Charles Burns' multiple-award-winning graphic novel Black Hole is set in mid-1970s Seattle, in a world where a sexually-transmitted plague has descended upon the area’s teenagers. The disease manifests itself in a variety of physical mutations--everything from minor changes to molting skin or a full-blown tail.

I don't care for Burns's artwork, but his story sounds fascinating. Still, am I up for a story that Publishers Weekly describes as a "nightmare [vision] of a world where intimacy means a life worse than death"?

Charity Girl

According to its publisher, Michael Lowenthal's historical novel Charity Girl "examines one of the darkest periods in our history, when patriotic fervor and fear led to devastating consequences. During World War I, the U.S. government went on a moral and medical campaign, quarantining and incarcerating young women who were thought to have venereal diseases. Most were called "charity girls," or working-class girls who happened to have had relationships with infected men."

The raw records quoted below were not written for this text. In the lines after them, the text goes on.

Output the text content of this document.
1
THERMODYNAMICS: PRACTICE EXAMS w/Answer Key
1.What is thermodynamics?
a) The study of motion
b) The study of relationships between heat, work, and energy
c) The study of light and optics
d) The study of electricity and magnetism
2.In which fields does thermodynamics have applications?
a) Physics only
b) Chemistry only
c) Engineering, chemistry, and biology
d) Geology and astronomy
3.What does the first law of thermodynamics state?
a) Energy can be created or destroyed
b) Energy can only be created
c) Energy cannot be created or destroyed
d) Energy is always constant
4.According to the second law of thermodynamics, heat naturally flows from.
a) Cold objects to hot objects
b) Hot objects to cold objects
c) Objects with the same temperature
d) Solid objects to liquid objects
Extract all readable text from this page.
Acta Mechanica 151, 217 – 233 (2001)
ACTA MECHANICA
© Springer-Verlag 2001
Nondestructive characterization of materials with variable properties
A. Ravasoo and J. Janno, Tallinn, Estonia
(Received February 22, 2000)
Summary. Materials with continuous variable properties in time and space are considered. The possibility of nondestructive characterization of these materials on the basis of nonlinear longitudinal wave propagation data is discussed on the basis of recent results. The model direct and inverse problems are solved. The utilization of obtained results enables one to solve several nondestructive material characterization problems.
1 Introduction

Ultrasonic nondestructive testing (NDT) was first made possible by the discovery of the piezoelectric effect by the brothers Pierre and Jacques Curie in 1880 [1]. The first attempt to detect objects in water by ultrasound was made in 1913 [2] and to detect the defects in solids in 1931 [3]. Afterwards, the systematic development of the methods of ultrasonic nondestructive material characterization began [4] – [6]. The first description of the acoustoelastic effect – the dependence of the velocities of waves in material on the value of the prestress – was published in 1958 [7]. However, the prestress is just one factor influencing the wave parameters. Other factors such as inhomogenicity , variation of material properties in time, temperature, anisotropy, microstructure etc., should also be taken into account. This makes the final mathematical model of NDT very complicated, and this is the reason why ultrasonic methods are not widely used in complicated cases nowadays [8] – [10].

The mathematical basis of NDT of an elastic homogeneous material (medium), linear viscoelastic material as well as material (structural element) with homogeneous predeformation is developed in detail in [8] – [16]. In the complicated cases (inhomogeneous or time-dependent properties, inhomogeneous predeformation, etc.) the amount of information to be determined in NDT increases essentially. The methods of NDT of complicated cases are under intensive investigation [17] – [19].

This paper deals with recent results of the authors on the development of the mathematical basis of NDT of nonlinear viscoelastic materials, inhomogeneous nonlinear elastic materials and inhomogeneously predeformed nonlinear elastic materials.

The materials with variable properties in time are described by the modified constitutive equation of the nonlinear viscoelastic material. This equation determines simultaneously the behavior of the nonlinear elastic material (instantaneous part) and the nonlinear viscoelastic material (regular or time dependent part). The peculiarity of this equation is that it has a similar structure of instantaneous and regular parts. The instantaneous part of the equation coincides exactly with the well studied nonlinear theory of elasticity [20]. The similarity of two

Sounds like fun, doesn't it? But I keep hearing it's brilliant...

Learning to Eat Soup with a Knife: Counterinsurgency Lessons from Malaya and Vietnam

Lieutenant Colonel John A. Nagl is the author of the 2002 book Learning to Eat Soup with a Knife, an exploration of the ways successful armies adapt during conflicts for which they are initially unprepared. (The book is based on his doctoral dissertation from Oxford.) Nagl's book "compares the development of counterinsurgency doctrine and practice in the Malayan Emergency from 1948 to 1960 with what developed in the Vietnam War from 1950 to 1975".

Nagl helped develop the field manual the U.S. Army is currently using to combat insurgency in Iraq, and is credited with several of the reforms that have actually worked during the recent "Surge" (moving off large bases to live amongst the population, making the protection of civilians the military's top priority, etc.). By all accounts, he seems to be an incredibly intelligent and talented officer*, and I'm curious to read the book that's causing such a stir.

*Unfortunately, it was reported yesterday that he's leaving the army.